Le rôle du chef de poste est primordial. C’est de lui que dépend le bon déroulement d’un hivernage. Il doit être omniprésent, prenant les responsabilités de son organisation, montrant une dynamique permanente et soutenant le moral de ses hommes dans les moments d’abattement. Aucune reconnaissance, corvée ou ravitaillement ne se font sans sa présence. Trois fois par jour, il effectue des relevés météorologiques qu’il consigne sur le livre de bord ainsi que le déroulement de la journée. Ces informations sont transmises au poste de vallée le plus proche. Le sergent veille au bon déroulement des détails et des consignes particulières au poste, tient le cahier d’ordinaire et prépare les pièces journalières. Il conserve les clefs des divers magasins et de la cave et dirige la distribution des vivres. Les deux caporaux commandent, en alternance d’une semaine, les corvées. L’un d’entre eux est caporal d’ordinaire et établit les notes de vivres.
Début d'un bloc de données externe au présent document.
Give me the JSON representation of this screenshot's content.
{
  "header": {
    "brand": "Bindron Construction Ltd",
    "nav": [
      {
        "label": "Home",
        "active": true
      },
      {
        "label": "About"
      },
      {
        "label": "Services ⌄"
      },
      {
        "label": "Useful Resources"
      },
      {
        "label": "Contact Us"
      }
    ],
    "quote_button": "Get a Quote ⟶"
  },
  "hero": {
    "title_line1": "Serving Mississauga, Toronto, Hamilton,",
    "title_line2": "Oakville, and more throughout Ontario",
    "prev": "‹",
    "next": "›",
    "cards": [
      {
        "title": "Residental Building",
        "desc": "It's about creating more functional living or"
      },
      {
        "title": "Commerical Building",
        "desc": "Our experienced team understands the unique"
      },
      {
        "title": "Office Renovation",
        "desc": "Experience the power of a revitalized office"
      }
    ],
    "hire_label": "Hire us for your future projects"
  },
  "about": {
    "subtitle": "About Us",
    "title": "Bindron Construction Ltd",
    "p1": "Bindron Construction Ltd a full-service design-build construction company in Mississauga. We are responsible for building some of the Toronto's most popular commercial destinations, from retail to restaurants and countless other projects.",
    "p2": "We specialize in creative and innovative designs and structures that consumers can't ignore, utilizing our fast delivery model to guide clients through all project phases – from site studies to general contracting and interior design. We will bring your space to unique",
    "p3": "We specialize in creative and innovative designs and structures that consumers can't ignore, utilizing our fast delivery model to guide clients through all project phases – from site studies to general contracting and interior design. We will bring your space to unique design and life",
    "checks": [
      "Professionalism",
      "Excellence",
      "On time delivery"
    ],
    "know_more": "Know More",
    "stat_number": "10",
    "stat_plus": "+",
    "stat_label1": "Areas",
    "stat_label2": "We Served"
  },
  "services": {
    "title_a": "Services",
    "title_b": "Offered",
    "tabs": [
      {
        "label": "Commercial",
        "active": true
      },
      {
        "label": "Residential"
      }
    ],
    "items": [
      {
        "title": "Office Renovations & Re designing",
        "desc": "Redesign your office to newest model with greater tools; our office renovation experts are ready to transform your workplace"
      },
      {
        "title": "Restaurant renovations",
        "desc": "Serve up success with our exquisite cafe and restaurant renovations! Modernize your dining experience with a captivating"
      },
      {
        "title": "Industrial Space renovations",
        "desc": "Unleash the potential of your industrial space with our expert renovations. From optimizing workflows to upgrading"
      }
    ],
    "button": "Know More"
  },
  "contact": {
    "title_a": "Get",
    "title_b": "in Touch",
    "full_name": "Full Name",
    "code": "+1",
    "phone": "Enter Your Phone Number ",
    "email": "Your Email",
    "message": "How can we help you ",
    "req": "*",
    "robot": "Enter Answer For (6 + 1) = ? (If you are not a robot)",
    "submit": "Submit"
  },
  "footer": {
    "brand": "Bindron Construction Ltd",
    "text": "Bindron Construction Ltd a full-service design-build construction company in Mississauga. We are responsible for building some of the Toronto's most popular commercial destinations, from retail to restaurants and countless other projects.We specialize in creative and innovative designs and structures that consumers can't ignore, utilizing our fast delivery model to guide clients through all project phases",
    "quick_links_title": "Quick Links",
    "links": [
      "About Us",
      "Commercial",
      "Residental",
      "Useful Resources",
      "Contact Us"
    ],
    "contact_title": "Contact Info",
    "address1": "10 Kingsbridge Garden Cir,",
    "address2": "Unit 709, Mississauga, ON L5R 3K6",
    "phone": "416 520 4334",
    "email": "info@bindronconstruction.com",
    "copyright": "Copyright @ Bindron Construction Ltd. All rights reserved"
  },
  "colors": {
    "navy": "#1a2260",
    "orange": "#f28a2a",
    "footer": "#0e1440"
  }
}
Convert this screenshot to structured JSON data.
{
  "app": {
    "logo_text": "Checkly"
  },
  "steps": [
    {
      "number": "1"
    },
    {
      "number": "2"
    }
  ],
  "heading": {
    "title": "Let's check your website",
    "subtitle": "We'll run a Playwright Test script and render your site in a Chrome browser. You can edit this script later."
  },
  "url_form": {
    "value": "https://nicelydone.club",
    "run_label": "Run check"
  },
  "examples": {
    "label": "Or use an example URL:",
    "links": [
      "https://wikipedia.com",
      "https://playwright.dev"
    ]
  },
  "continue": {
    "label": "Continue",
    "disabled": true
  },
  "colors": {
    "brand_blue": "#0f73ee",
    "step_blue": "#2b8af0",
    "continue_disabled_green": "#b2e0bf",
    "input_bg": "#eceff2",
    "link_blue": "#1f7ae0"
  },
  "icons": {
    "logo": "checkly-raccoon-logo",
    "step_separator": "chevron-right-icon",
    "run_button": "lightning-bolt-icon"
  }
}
La journée est rythmée par un horaire bien défini, qui peut changer suivant le chef de poste. Voici un exemple de journée en 1909 :
- 8 h : réveil de la garnison.
- De 8h à 9 h : Petit-déjeuner, toilette, corvée de bois, nettoyage, rangement et déblaiement, si nécessaire, des portes et fenêtres obstruées par la neige.
- Entre 9 h et 10 h : Corvée de courrier et ravitaillement. Pour les hommes restant au poste continuations des corvées.
- 11 h : Arrivée du courrier et du ravitaillement, si la neige est facile. Un thé chaud et du rhum est servi aux hommes du courrier.
- 12 h : Repas.
- Après le déjeuner : Distribution du courrier et repos.
- En début d’après midi : Départ pour l’école de ski si les conditions sont favorables.
- 16 h : Retour de l’école de ski. Dégustation de thé avec un solide casse-croûte.
- 18 h : Souper.
- Soirée et veillée.
- Le coucher se fait à la volonté de chacun.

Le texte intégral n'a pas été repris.